The flat is an ideal place for the man about town. Although the two reception rooms are of a good size, the kitchen is barely big enough to make toast and the bedroom at the back of the house is also rather small, although very quiet. It overlooks one of the many private communal gardens in Notting Hill.
“It would probably suit someone like me, who wants to run a small business from home,” De Vere Cole says. The flat would also suit someone who lives light. “I travel a lot,” he says, “and am at my happiest when living out of a suitcase.” This is obvious from the decoration of his flat. Apart from the artwork, the only personal touches are a collection of travel and art books and a single, faded purple rose dangling from a nail on the stripped-wood bay window.
“I took that from my grandmother’s coffin last December,” he says. This was his maternal grandmother, but his father’s mother gives a clue to his interest in art. She was the notorious Mavis de Vere Cole, one of the bright young things in the 1920s who broke hearts across London. “She was a very famous lover,” De Vere Cole says, his embarrassment mixed with some pride. Her first husband, Horace, was quite a character himself, once pretending to be an Abyssinian prince in order to stow aboard a Royal Navy ship.

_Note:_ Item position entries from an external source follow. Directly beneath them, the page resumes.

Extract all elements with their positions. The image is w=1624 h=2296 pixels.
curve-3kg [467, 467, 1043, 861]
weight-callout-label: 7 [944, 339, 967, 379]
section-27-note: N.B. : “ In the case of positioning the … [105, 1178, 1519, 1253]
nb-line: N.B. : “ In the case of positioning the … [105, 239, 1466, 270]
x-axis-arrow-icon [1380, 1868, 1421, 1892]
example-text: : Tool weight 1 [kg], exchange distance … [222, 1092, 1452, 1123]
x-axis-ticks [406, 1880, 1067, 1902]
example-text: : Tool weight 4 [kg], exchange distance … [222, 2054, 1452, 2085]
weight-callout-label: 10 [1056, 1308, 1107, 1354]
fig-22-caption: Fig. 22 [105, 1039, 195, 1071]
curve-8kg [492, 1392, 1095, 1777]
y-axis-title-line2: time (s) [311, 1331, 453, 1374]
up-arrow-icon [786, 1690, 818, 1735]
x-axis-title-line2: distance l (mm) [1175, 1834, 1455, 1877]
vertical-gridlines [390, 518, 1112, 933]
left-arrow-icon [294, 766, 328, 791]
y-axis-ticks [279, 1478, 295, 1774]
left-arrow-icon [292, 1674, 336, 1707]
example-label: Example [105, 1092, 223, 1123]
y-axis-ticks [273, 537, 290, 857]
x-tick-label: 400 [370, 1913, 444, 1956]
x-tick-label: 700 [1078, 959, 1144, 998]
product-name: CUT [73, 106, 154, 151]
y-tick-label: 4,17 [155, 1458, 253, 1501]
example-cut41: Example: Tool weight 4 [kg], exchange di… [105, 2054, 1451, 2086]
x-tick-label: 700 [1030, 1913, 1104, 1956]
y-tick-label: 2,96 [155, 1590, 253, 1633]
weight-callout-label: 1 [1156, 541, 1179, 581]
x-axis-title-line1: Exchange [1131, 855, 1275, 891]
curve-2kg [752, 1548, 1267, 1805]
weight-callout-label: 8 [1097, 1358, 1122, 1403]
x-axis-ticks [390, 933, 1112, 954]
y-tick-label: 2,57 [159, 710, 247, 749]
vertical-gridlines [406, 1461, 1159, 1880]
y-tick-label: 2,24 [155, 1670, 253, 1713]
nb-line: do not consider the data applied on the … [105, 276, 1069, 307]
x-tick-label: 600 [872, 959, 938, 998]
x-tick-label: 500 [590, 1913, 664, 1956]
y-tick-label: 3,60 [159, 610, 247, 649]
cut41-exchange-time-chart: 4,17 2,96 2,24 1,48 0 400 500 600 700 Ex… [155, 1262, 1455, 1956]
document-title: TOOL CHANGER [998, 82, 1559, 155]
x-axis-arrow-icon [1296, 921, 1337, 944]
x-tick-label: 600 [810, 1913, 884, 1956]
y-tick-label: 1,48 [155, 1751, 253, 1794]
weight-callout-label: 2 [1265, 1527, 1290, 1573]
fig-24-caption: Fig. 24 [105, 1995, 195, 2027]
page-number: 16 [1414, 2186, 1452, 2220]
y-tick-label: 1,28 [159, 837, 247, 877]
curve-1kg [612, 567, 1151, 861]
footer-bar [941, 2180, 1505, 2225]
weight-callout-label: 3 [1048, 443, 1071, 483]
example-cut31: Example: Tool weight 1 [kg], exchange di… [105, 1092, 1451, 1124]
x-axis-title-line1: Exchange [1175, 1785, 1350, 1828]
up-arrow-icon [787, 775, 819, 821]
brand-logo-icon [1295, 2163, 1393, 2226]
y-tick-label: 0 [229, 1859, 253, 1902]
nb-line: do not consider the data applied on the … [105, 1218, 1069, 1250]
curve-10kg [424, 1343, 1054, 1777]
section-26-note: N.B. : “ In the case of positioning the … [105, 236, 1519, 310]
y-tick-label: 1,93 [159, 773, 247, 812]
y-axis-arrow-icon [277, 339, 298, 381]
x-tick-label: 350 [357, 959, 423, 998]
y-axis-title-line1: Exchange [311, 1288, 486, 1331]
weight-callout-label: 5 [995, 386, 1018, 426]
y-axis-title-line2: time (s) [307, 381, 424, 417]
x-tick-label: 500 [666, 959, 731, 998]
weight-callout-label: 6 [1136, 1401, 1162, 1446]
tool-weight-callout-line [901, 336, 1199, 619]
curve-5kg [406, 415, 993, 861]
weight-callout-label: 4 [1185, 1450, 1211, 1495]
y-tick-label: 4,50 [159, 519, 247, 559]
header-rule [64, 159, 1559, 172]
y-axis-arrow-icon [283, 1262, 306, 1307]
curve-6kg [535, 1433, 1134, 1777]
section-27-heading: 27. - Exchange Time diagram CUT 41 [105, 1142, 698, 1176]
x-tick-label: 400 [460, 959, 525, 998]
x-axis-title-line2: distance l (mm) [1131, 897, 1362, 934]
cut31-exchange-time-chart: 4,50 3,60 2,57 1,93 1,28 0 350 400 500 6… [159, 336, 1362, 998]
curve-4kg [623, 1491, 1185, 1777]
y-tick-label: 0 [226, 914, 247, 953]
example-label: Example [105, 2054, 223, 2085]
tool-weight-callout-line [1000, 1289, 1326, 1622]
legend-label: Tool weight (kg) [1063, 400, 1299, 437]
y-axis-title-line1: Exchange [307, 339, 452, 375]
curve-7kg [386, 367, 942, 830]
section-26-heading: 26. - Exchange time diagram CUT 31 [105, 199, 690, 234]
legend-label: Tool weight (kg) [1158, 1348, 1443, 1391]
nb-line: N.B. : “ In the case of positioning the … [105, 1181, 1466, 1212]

He had numerous debts, including one to Augustus John, the portrait painter. “The story goes that Horace couldn’t pay the debt, so Augustus took my grandmother in kind,” De Vere Cole says. And although there is no proof that Mavis became pregnant with the painter’s child, De Vere Cole admits that “my father looks more and more like Augustus John each year”.

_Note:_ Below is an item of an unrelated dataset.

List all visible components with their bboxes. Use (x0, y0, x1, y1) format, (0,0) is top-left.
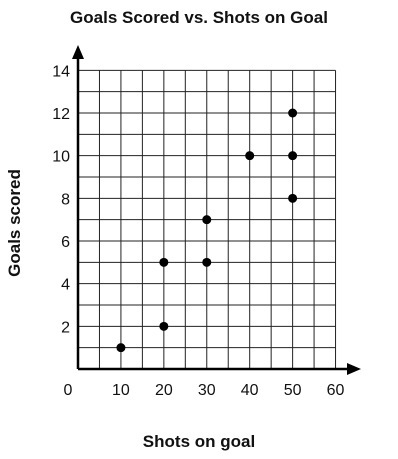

De Vere Cole is rather proud of his probable grandfather: the first art he displayed was a collection of John’s drawings, and he is keen to promote an exhibition of John’s work that the Tate will be showing in September. Mavis’s story doesn’t end there. In 1939 she married the archaeologist Sir Mortimer Wheeler, and in 1954 was sentenced to six months in Holloway prison after shooting another of her lovers, Lord Vivian, in the stomach.
As I leave, looking again at the vivid pearly queen’s head, I can’t help thinking that she is only the second most colourful lady to whom I’ve just been introduced.